The defendants will be arraigned in Fulton County Superior Court and they will be asked to enter a plea.
All 19 defendants, including the ex-president, surrendered in Atlanta last week for their booking procedures, with 18 being released on bond. The only defendant to remain in jail is Harrison Floyd, who was denied release after he didn’t reach a bond agreement with the office of the district attorney.
On Monday, a federal judge in Atlanta heard arguments from Mr Meadows in his attempt to move his racketeering case from Fulton County to federal court.

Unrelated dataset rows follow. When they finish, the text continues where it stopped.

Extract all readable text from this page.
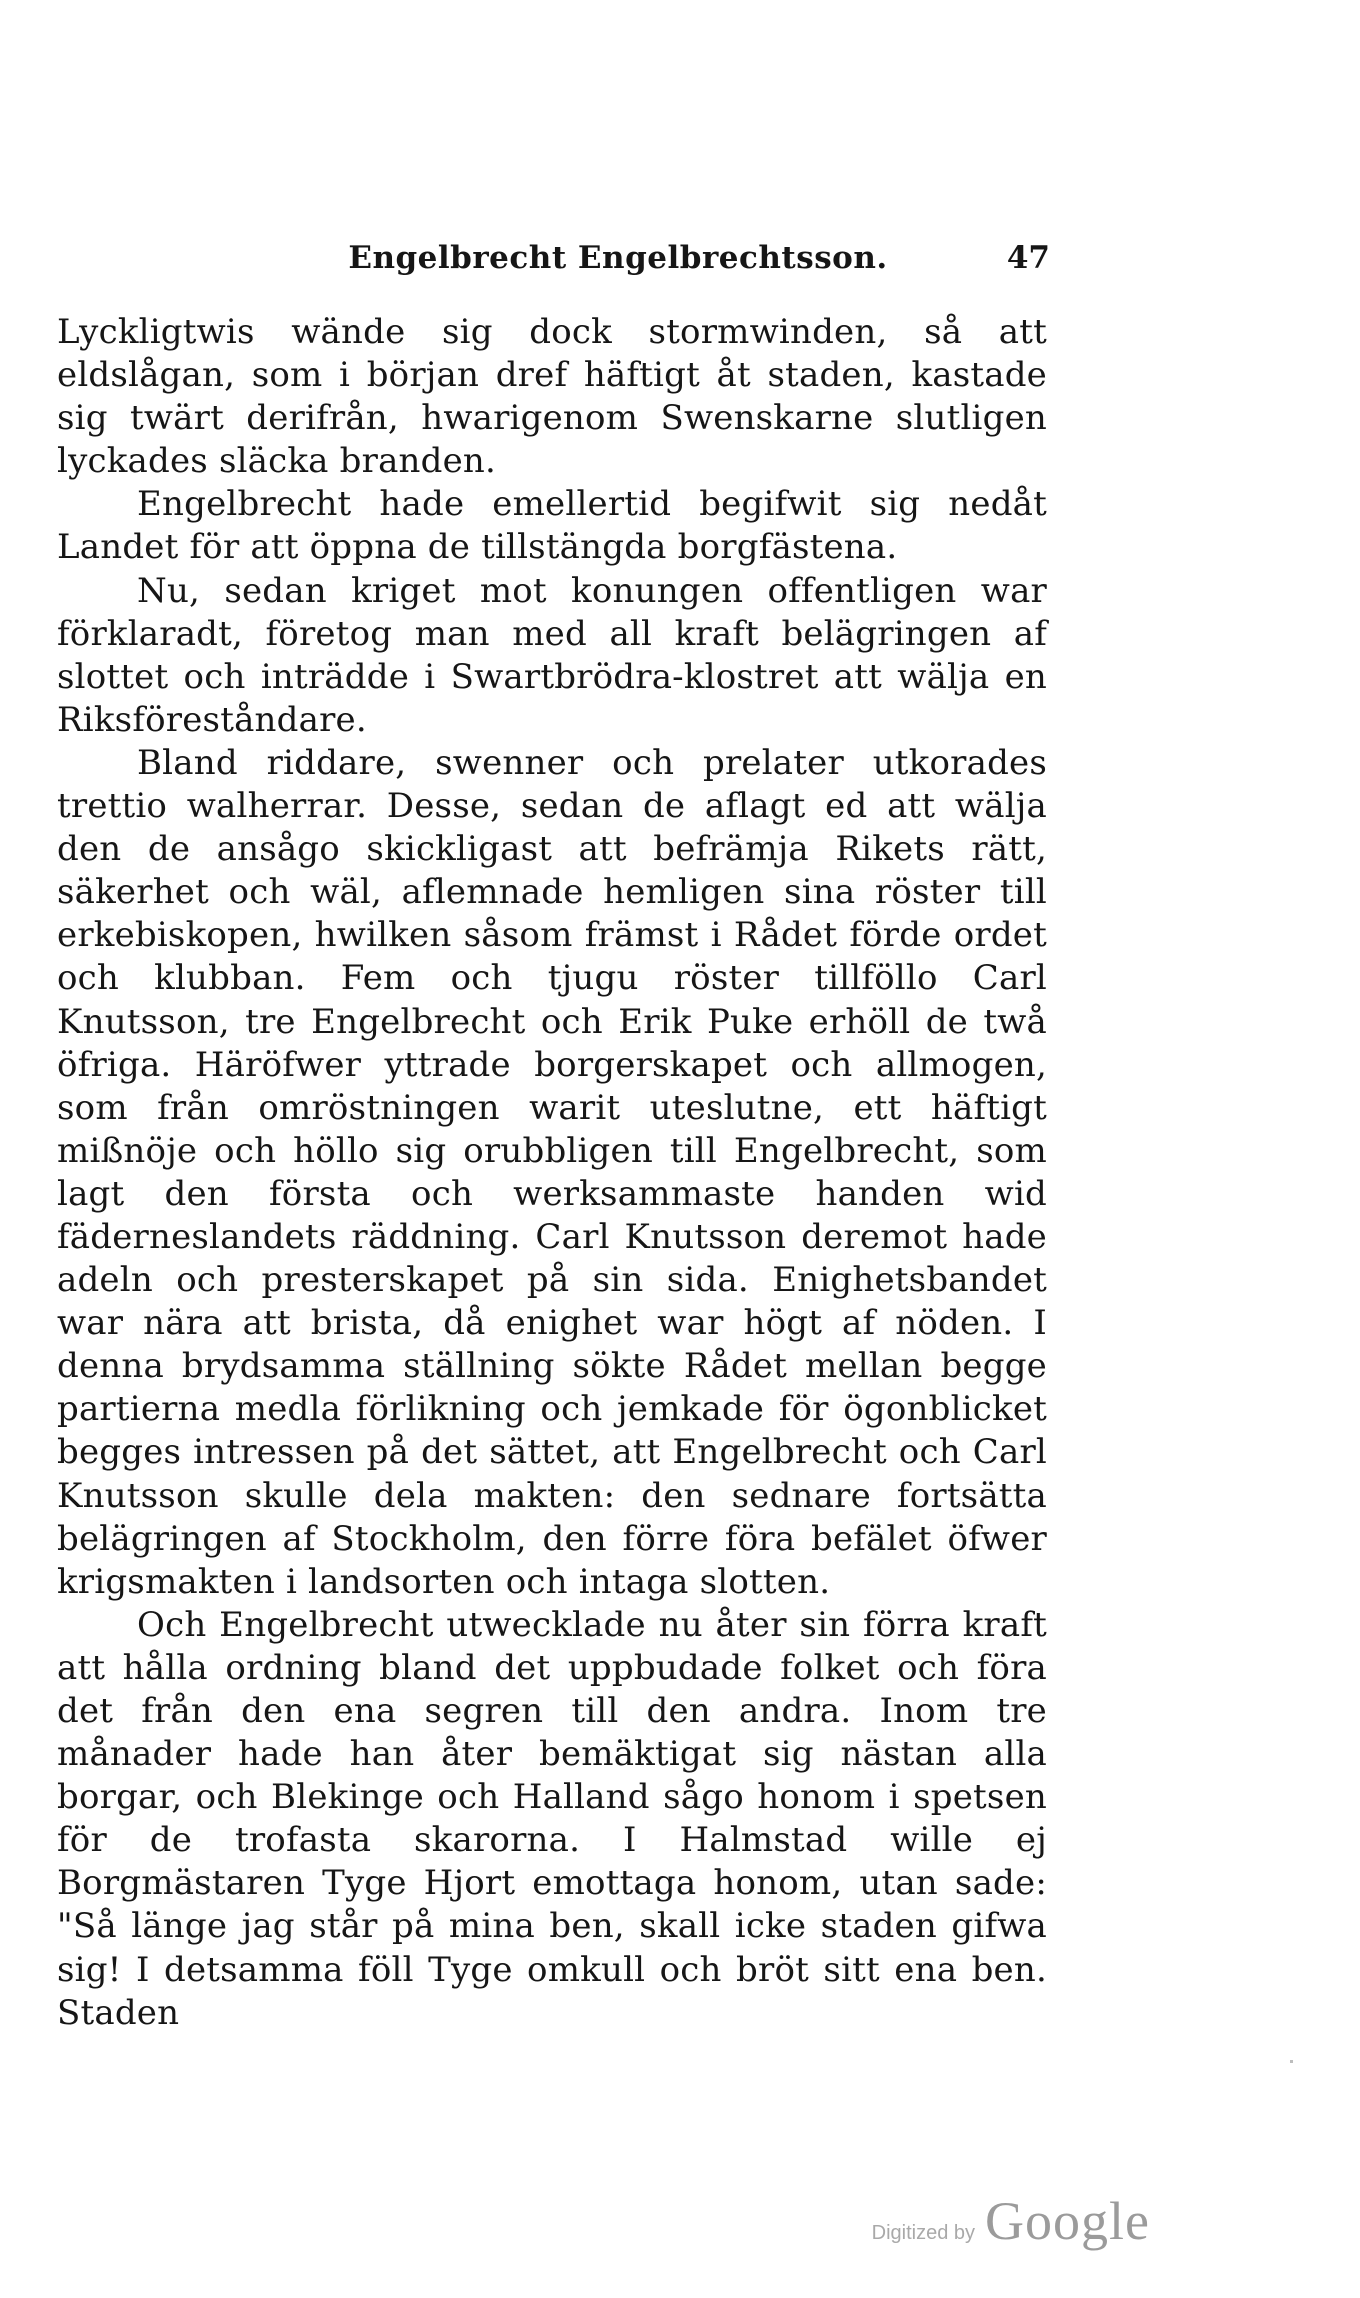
Engelbrecht Engelbrechtsson.	47

Lyckligtwis wände sig dock stormwinden, så att eldslågan, som i början dref häftigt åt staden, kastade sig twärt derifrån, hwarigenom Swenskarne slutligen lyckades släcka branden.

Engelbrecht hade emellertid begifwit sig nedåt Landet för att öppna de tillstängda borgfästena.

Nu, sedan kriget mot konungen offentligen war förklaradt, företog man med all kraft belägringen af slottet och inträdde i Swartbrödra-klostret att wälja en Riksföreståndare.

Bland riddare, swenner och prelater utkorades trettio walherrar. Desse, sedan de aflagt ed att wälja den de ansågo skickligast att befrämja Rikets rätt, säkerhet och wäl, aflemnade hemligen sina röster till erkebiskopen, hwilken såsom främst i Rådet förde ordet och klubban. Fem och tjugu röster tillföllo Carl Knutsson, tre Engelbrecht och Erik Puke erhöll de twå öfriga. Häröfwer yttrade borgerskapet och allmogen, som från omröstningen warit uteslutne, ett häftigt mißnöje och höllo sig orubbligen till Engelbrecht, som lagt den första och werksammaste handen wid fäderneslandets räddning. Carl Knutsson deremot hade adeln och presterskapet på sin sida. Enighetsbandet war nära att brista, då enighet war högt af nöden. I denna brydsamma ställning sökte Rådet mellan begge partierna medla förlikning och jemkade för ögonblicket begges intressen på det sättet, att Engelbrecht och Carl Knutsson skulle dela makten: den sednare fortsätta belägringen af Stockholm, den förre föra befälet öfwer krigsmakten i landsorten och intaga slotten.

Och Engelbrecht utwecklade nu åter sin förra kraft att hålla ordning bland det uppbudade folket och föra det från den ena segren till den andra. Inom tre månader hade han åter bemäktigat sig nästan alla borgar, och Blekinge och Halland sågo honom i spetsen för de trofasta skarorna. I Halmstad wille ej Borgmästaren Tyge Hjort emottaga honom, utan sade: "Så länge jag står på mina ben, skall icke staden gifwa sig! I detsamma föll Tyge omkull och bröt sitt ena ben. Staden

Digitized by Google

The former White House chief is arguing that his actions alleged in the indictment were connected to his job as an official on the federal level. Mr Trump is also expected to request that his case be moved to federal court, partly in the hope that he gets a more amiable jury as the pool would include more suburban residents around Atlanta.
But Georgia State University assistant law professor Anthony Michael Kreis has told The New York Times that the indictment could contain information that may reject that argument.
The indictment states that the election interference went on until September 2021, eight months after Mr Trump left office. At that time, Mr Trump asked Georgia Secretary of State Brad Raffensperger to decertify the 2020 election and that he “announce the true winner”.
Mr Raffensperger was on the other end of the line during the infamous 2 January 2021 phone call when Mr Trump asked him to “find” 11,780 votes to put him ahead of President Joe Biden by one ballot.
“By showing the racketeering enterprise continued well beyond his time in office, it undercuts any argument that Trump was acting in a governmental capacity,” Mr Kreis told the paper.
Atlanta attorney Brian Tevis negotiated Mr Giualiani’s bond agreement. He told The Times that the defence “would probably want potentially a year or so to catch up” before a trial could take place.
“You have to realize that the state had a two-year head start,” he added. “They know what they have, no one else knows what they have. No discovery has been turned over, we haven’t even had arraignment yet.”